Classical bioisostere families (same valence electrons): monovalent: -H / -F ; -OH / -NH2 / -SH divalent : -CH2- / -NH- / -O- / -S- / -Se- trivalent: -CH= / -N= (in rings: CH vs N) tetravalent: =C= / =N+= / =Si= ring N for CH: benzene -> pyridine
Why H→F is the workhorse
Fluorine is only slightly larger than hydrogen, so a fluorine scan — placing F at each position in turn — usually leaves the shape alone. But fluorine is strongly electron-withdrawing, so it does three useful things: it can block a metabolically weak C–H from oxidation, it lowers nearby pKa to tune ionization, and it modestly raises lipophilicity to help permeability.

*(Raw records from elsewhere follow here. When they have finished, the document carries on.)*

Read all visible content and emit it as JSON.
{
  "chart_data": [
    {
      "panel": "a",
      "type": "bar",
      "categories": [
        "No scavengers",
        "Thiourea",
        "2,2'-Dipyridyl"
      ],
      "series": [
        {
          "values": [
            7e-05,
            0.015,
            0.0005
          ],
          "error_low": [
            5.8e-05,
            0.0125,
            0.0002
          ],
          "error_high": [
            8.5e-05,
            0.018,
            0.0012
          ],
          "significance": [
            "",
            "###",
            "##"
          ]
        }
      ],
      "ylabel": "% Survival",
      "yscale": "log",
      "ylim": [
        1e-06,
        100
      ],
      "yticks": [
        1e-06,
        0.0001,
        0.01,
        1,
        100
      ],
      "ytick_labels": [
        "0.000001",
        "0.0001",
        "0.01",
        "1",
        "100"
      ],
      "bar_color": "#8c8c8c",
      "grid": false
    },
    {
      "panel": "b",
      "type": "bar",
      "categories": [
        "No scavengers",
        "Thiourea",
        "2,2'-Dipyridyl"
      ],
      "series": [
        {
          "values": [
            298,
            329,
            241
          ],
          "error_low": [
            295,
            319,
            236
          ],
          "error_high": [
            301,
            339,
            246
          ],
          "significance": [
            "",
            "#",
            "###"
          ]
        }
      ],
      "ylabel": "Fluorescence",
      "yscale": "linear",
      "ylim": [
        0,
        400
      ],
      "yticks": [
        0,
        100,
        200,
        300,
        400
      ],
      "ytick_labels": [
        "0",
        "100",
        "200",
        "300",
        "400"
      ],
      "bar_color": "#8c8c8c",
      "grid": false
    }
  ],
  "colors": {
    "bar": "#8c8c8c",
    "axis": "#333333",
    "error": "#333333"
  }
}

Sometimes it even adds a halogen bond to the target.
Because the change is so small and so single-variable, an H→F pair is the textbook matched molecular pair: two molecules differing by exactly one transformation, so any change in activity or property is cleanly attributable to that swap. This is how the field accumulated reliable SAR rules for what fluorine does.
Where like-for-like quietly breaks
Equal electron count does not guarantee equal behavior. Replacing –O– with –S– keeps the valence but the sulfur is bigger, more polarizable, and a weaker H-bond acceptor — bond lengths and angles shift, and a tight pocket may notice. Swapping –CH2– for –NH– adds a donor and a basic, ionizable nitrogen that changes pKa, solubility, and possibly charge at physiological pH. The classical table is a starting hypothesis, not a guarantee.